Global wastewater treatment needs a 24% boost to hit targets

A study commissioned by engineering giant, ABB, has found that global wastewater treatment capacity needs to increase by 8.56bn cubic metres a year to meet UN goals.

In a report published last week, ABB estimated that 469 wastewater treatment facilities, each with a 50Ml a day capacity, need to be constructed annually to get on track towards the UN’s Sustainable Development Goal SDG 6.3. The goal includes improving water quality by halving the untreated wastewater produced globally. SDG6.3 calls also, for increased recycling, and the minimised release of hazardous materials.

The UN has reported that 2.2bn people lack access to safely managed drinking water, while more than 4.2bn people lack safely managed sanitation.

The UN’s forecasts for the scale of the SDG 6.3 challenge was derived from a 2021 report that showed that 48%, or 171.3bn cubic metres of wastewater, is left untreated annually. The ABB study translated this as showing that the SDG 6.3 target for untreated wastewater reduction by 2030 – required a 24% cut in untreated wastewater or 85.65bn cubic metres.

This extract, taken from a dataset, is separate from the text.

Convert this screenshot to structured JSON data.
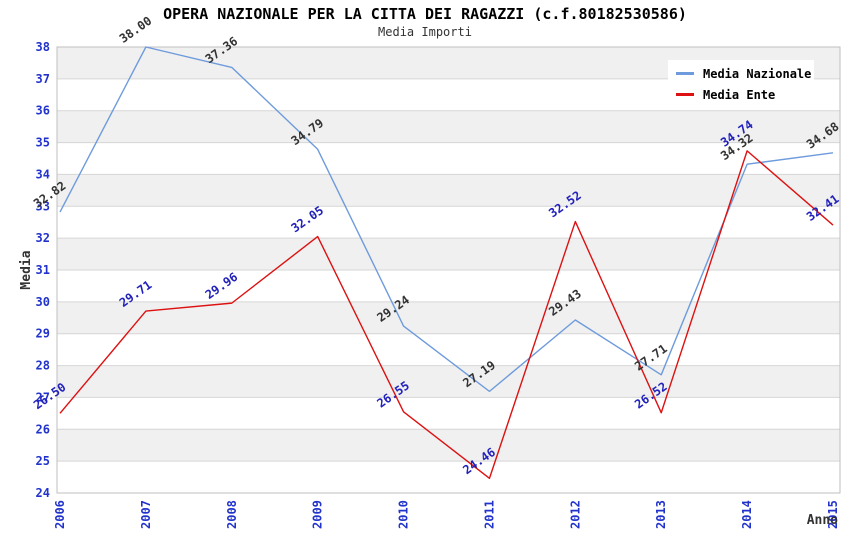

And ABB cited findings from International Water Association and others that treating wastewater consumes up to 3% of the world’s total energy output. President of ABB Energy Industries, Brandon Spencer, said “We need to ensure we are achieving these wastewater treatment targets in the most energy and resource efficient way possible to make it sustainable. This is where technology is key.”